Wie schwer tat ich mich, mich in dieser fremden Kultur zurechtzufinden. Nichts war mir dort vertraut, rein gar nichts. Nicht ein Wort dieser fremden Sprache (Hindi) verstand ich. Die Bollywood-Songs, die aus den offenen Fenstern der Siedlung drangen, waren für meine Ohren unmelodiös. Das Essen war von einer Schärfe, die meinen Darm anfangs sehr strapazierte. Ich hatte bis dahin noch nie eine frische reife Mango oder Guave gegessen oder wusste nicht, was eine Jackfruit ist und bei Koriander dachte ich, ich würde auf Geranien kauen. Und noch nie hatte ich Überbevölkerung erlebt: Menschen, Menschen, Menschen überall. Es wurde gedrängelt, geschoben und gedrückt ohne Rücksicht auf Abstand zum Gegenüber, in Geschäften, in öffentlichen Verkehrsmitteln, im Verkehr.
Nichts von dem Klima erinnerte auch nur im entferntesten an das, was ich aus Deutschland kannte. Nur von Dezember bis Februar waren die Temperaturen angenehm für mich. Die Hitze im Sommer mit über 40°C war dann noch erträglicher als der Monsun im September mit 90% Luftfeuchtigkeit bei über 30°C. Ich fand es schwer zu verstehen und mich darauf einzustellen, dass es immer wieder Stromunterbrechungen gab und nur zu bestimmten Zeiten fließendes Wasser. Bei jedem Einkauf wurde um den Preis gefeilscht. Festpreise gab es nicht.

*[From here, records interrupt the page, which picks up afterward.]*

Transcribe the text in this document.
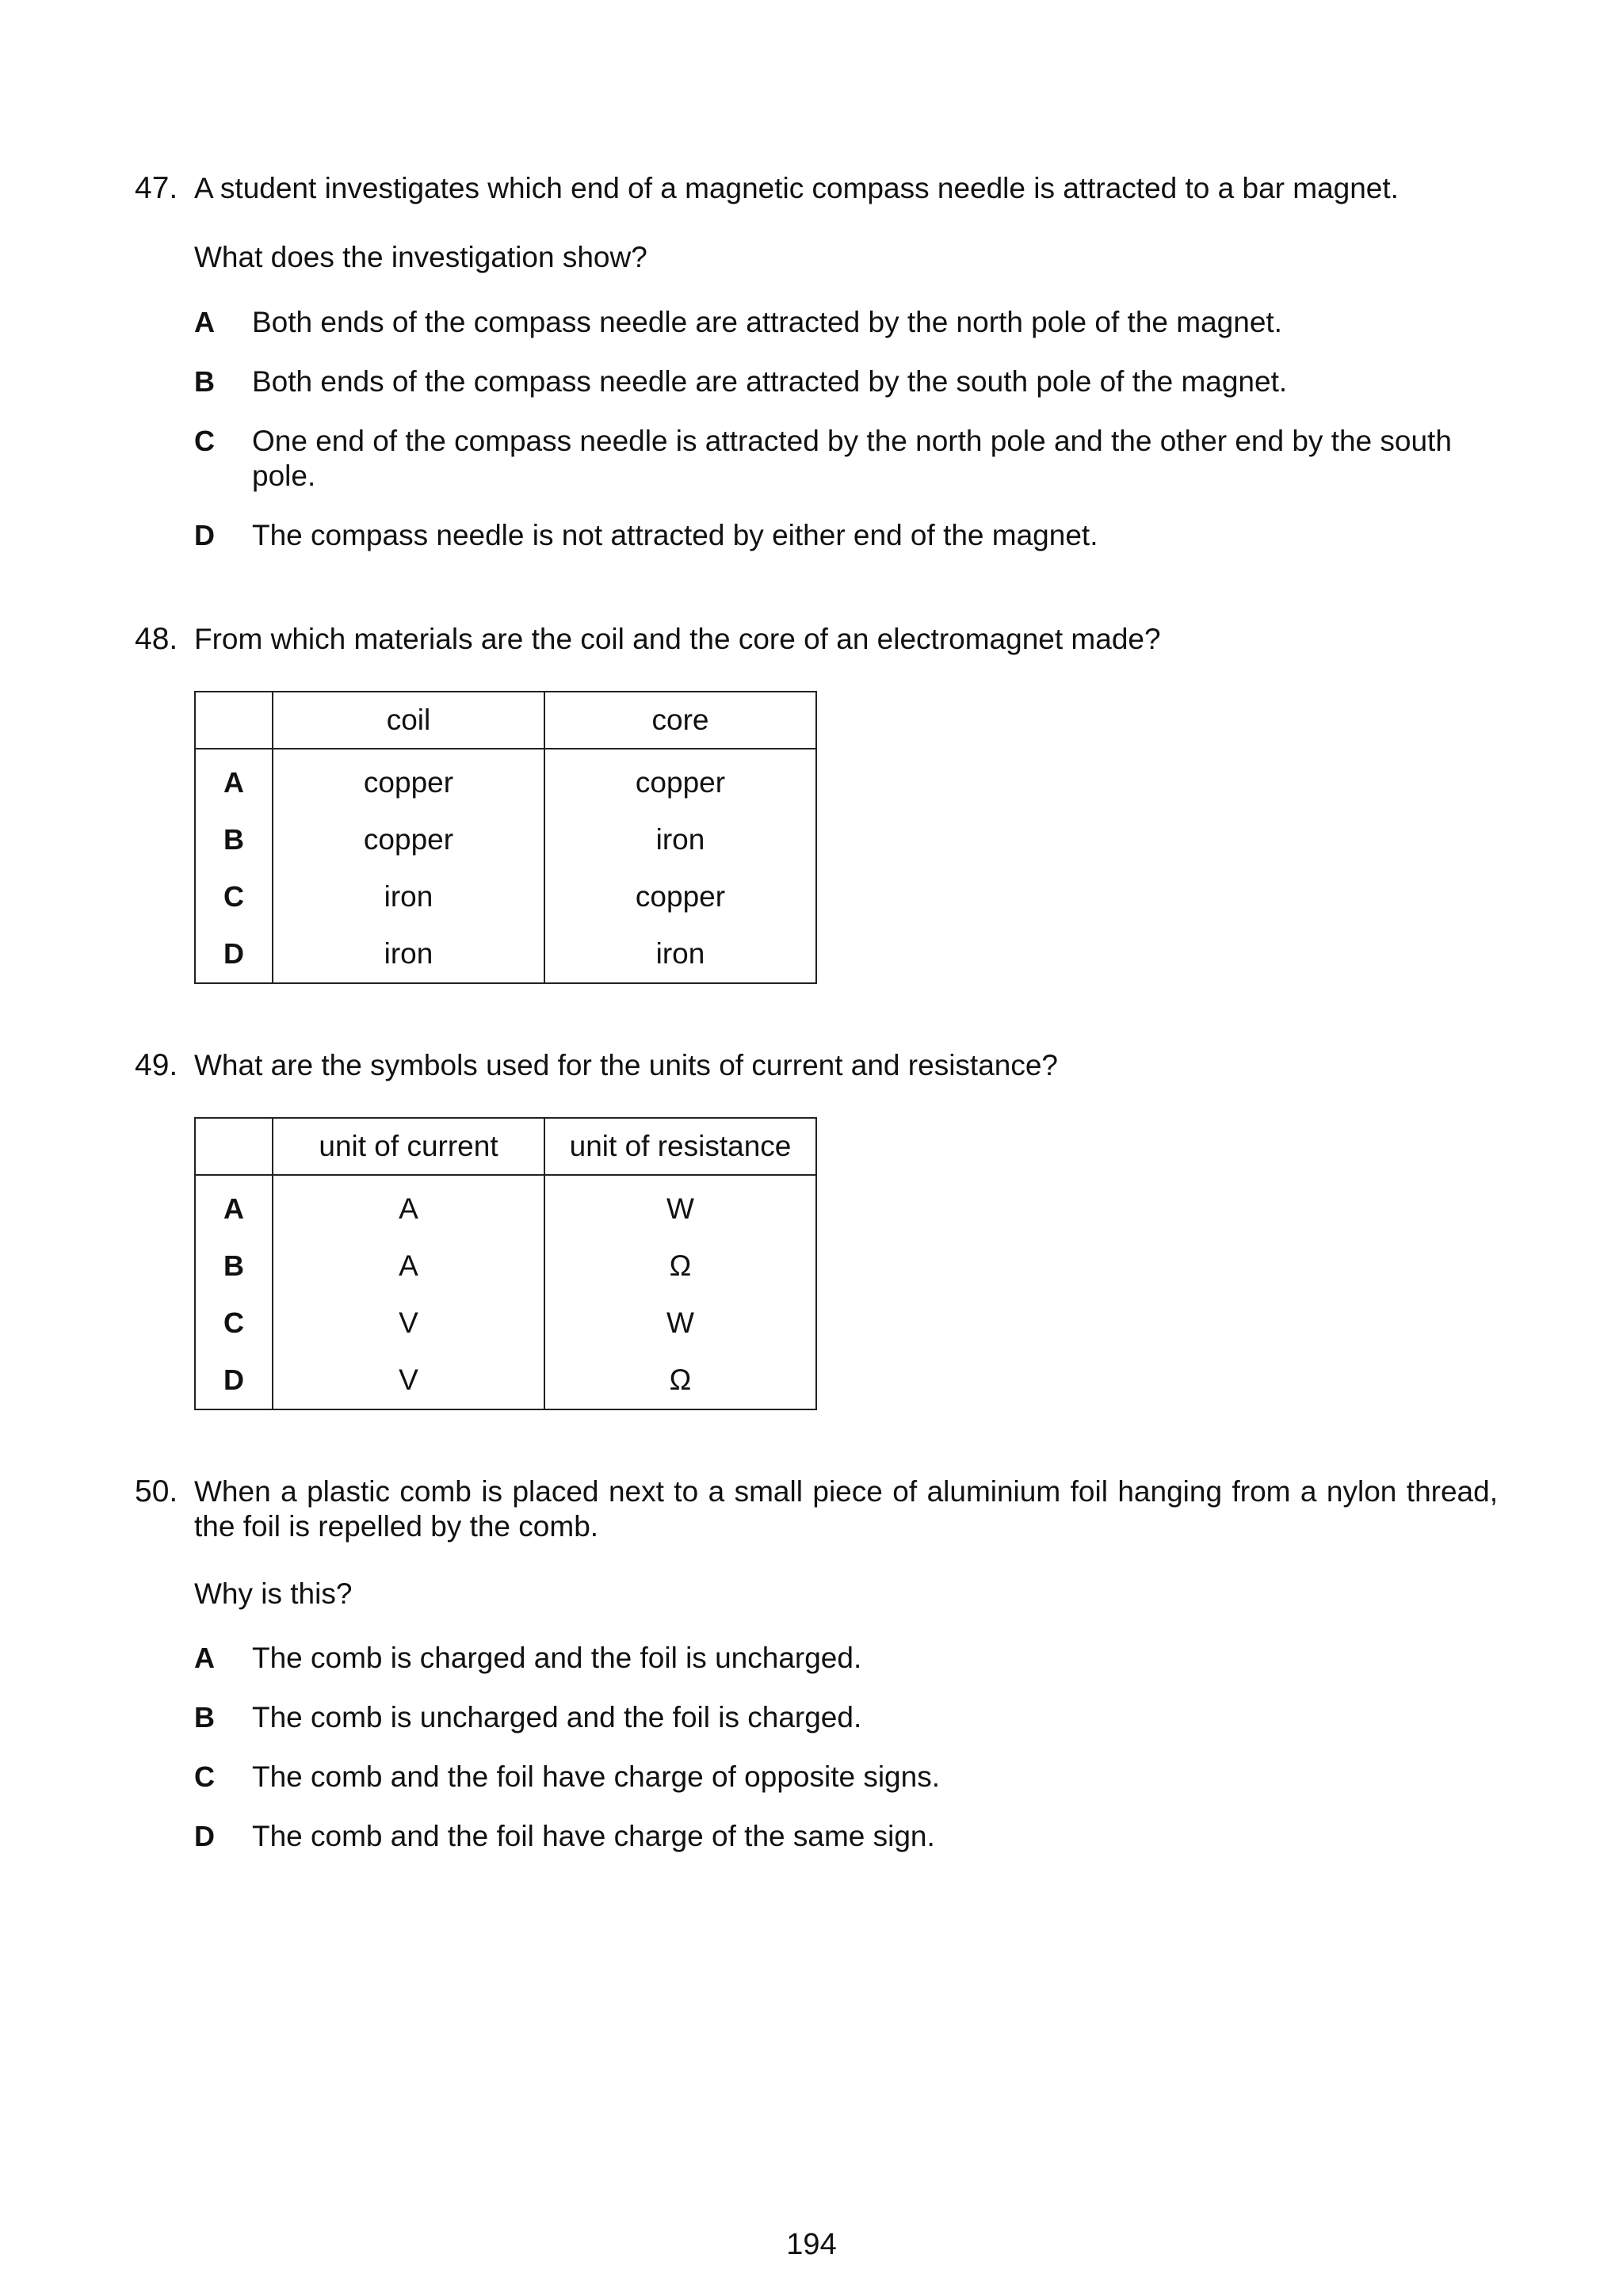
47. A student investigates which end of a magnetic compass needle is attracted to a bar magnet.
What does the investigation show?
A Both ends of the compass needle are attracted by the north pole of the magnet.
B Both ends of the compass needle are attracted by the south pole of the magnet.
C One end of the compass needle is attracted by the north pole and the other end by the south pole.
D The compass needle is not attracted by either end of the magnet.
48. From which materials are the coil and the core of an electromagnet made?
	coil	core
A	copper	copper
B	copper	iron
C	iron	copper
D	iron	iron
49. What are the symbols used for the units of current and resistance?
	unit of current	unit of resistance
A	A	W
B	A	Ω
C	V	W
D	V	Ω
50. When a plastic comb is placed next to a small piece of aluminium foil hanging from a nylon thread, the foil is repelled by the comb.
Why is this?
A The comb is charged and the foil is uncharged.
B The comb is uncharged and the foil is charged.
C The comb and the foil have charge of opposite signs.
D The comb and the foil have charge of the same sign.
194
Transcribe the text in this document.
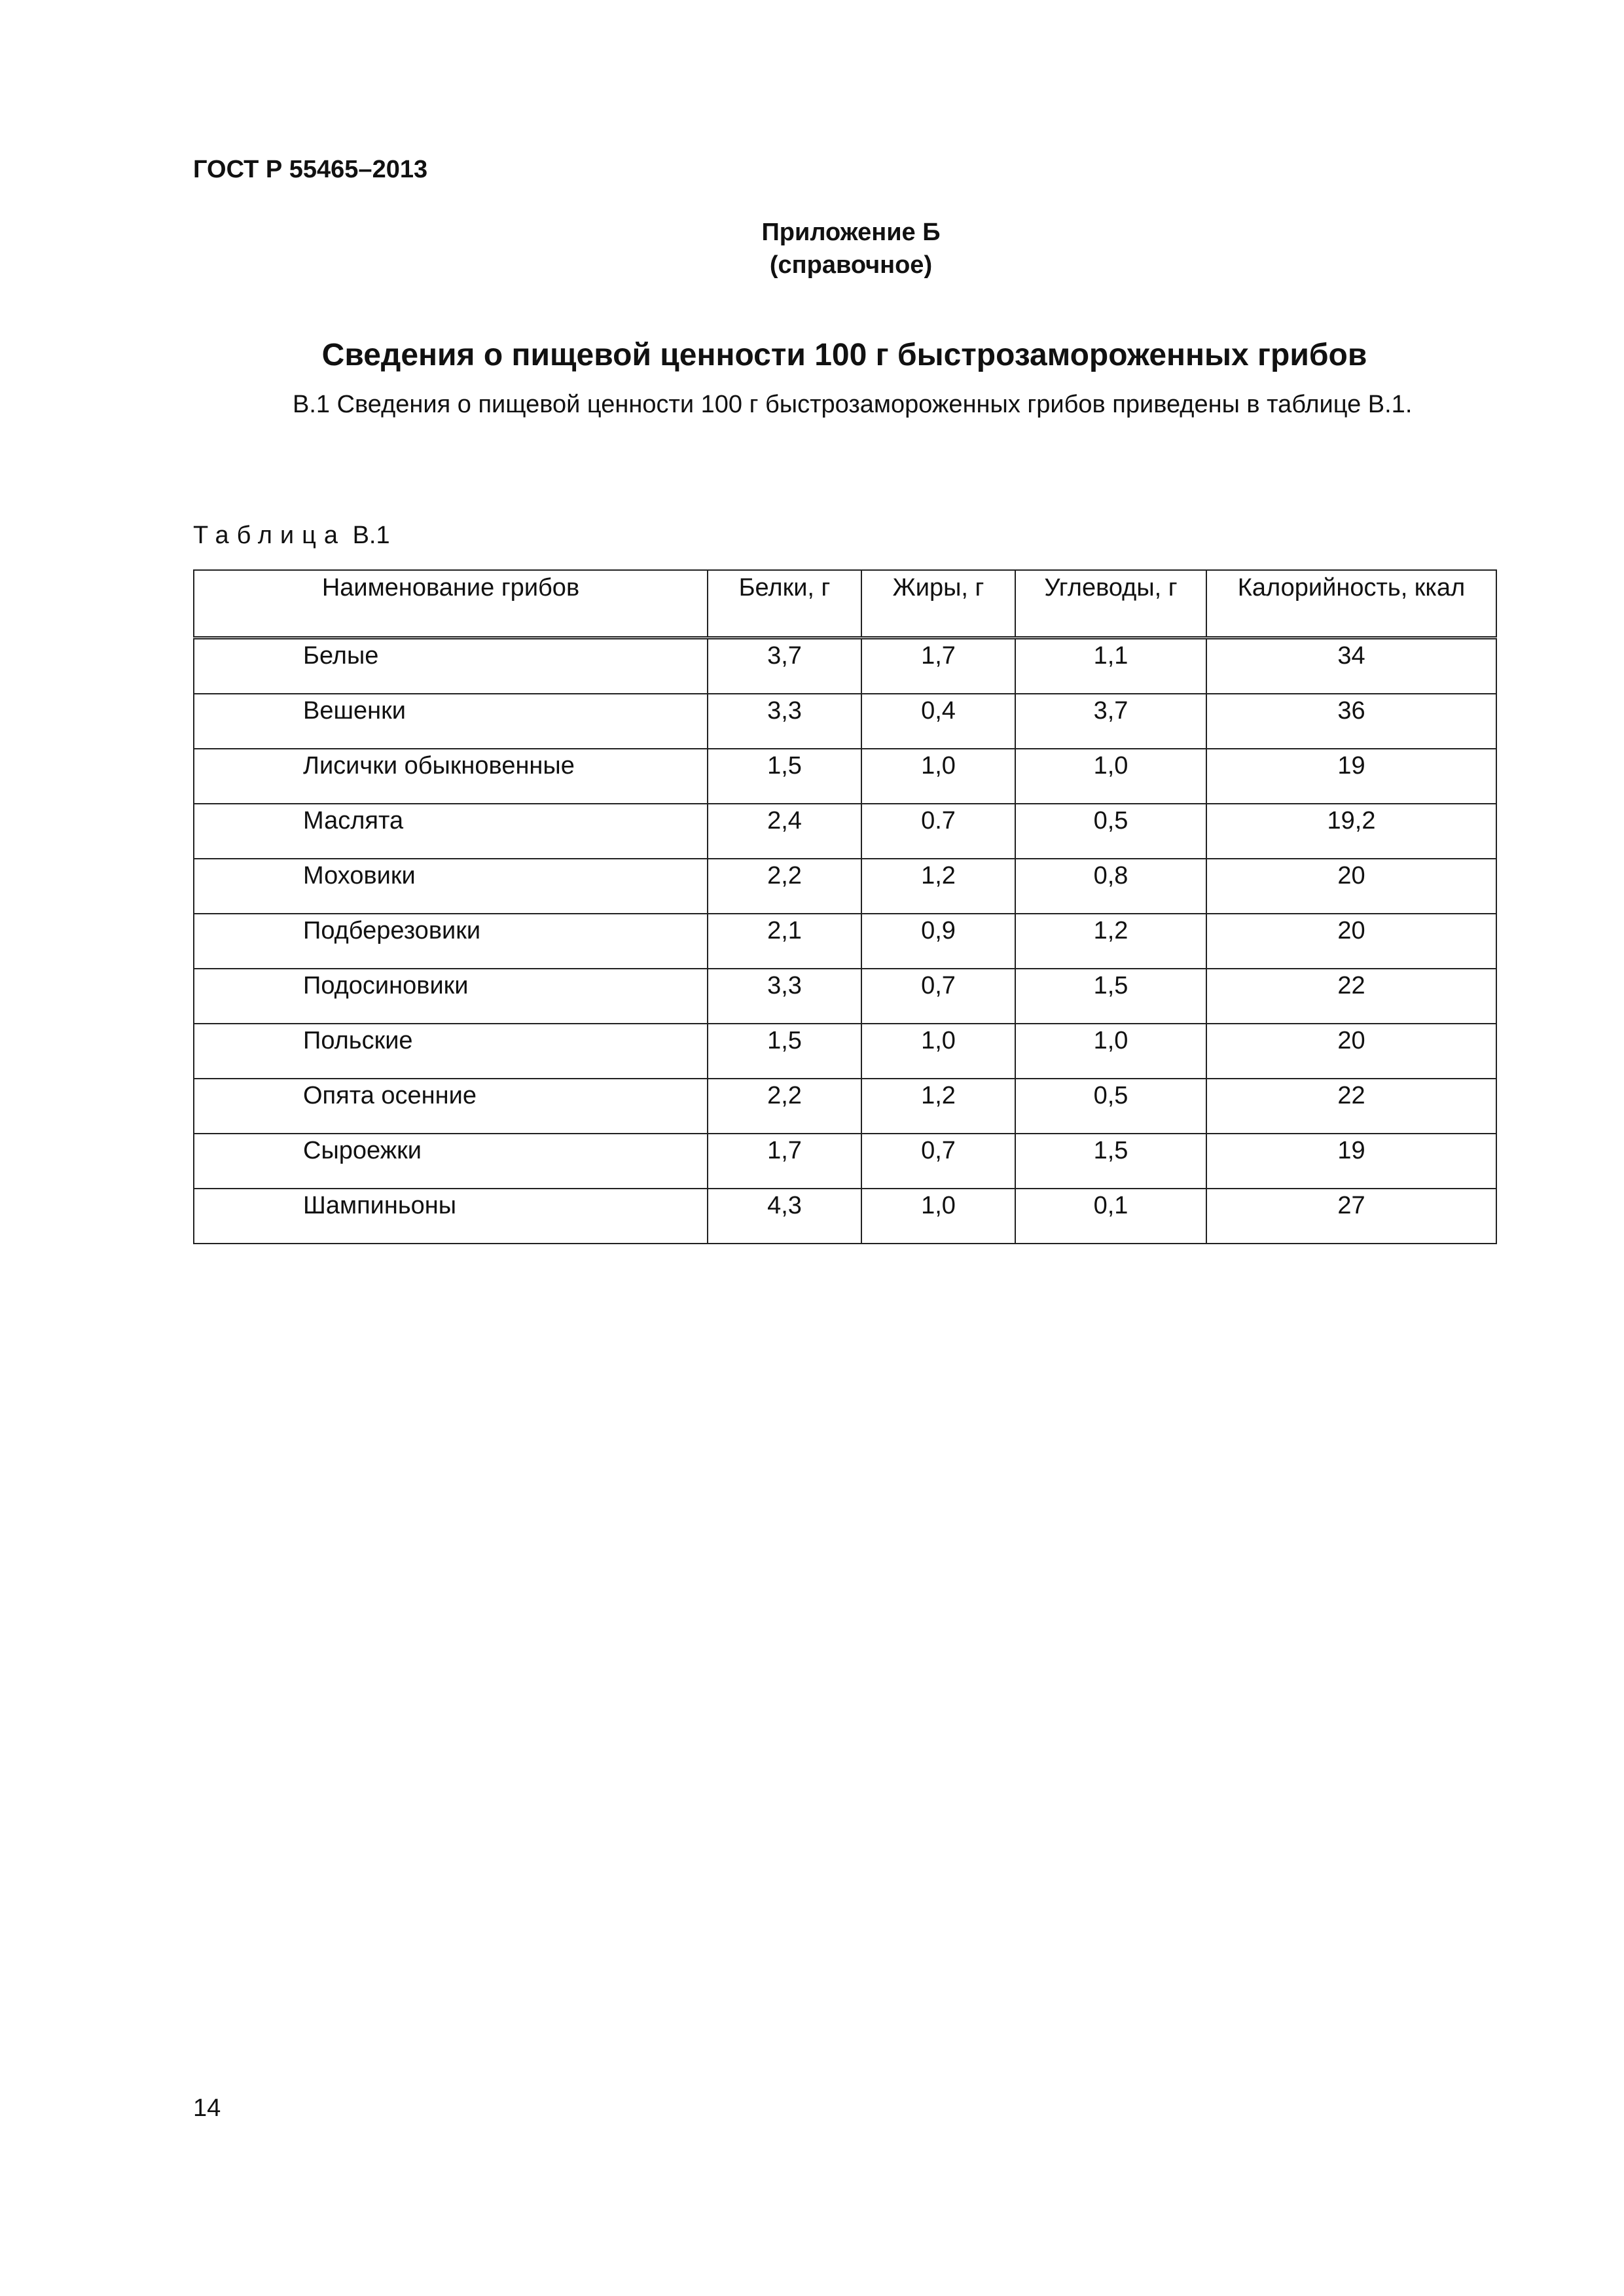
ГОСТ Р 55465–2013
Приложение Б
(справочное)
Сведения о пищевой ценности 100 г быстрозамороженных грибов
В.1 Сведения о пищевой ценности 100 г быстрозамороженных грибов приведены в таблице В.1.
Таблица В.1
Наименование грибов	Белки, г	Жиры, г	Углеводы, г	Калорийность, ккал
Белые	3,7	1,7	1,1	34
Вешенки	3,3	0,4	3,7	36
Лисички обыкновенные	1,5	1,0	1,0	19
Маслята	2,4	0.7	0,5	19,2
Моховики	2,2	1,2	0,8	20
Подберезовики	2,1	0,9	1,2	20
Подосиновики	3,3	0,7	1,5	22
Польские	1,5	1,0	1,0	20
Опята осенние	2,2	1,2	0,5	22
Сыроежки	1,7	0,7	1,5	19
Шампиньоны	4,3	1,0	0,1	27
14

Und keiner verstand, worüber ich mich beklagte, kannten alle es doch nicht anders als voll, heiß und gedrängt.
Es waren keine leichten Jahre und ich kann heute auch nicht mehr sagen, ob ich mich überhaupt wirklich auf das Land eingelassen habe. Tief geprägt haben mich die drei Jahre in Neu Delhi dennoch: Heute liebe ich scharfes indisches Essen. Ich liebe Koriander und bedauere, dass ich hier keine frische Jackfruit bekomme und ich liebe es, um Preise zu feilschen, wo immer es möglich ist. Mit tiefer Wertschätzung genieße ich, dass ich immer Strom und Wasser zur Verfügung habe und dass Menschen in Bussen, Bahnen und Geschäften auch ohne Corona Abstand zueinander halten. Die Jahre in Indien haben meinen Blick geweitet, meine Geschmacksknospen trainiert und mich dankbar für mein Leben in Deutschland gemacht.
Was hat deinen Blick geweitet? Kannst du dankbar für dein Leben in Deutschland sein?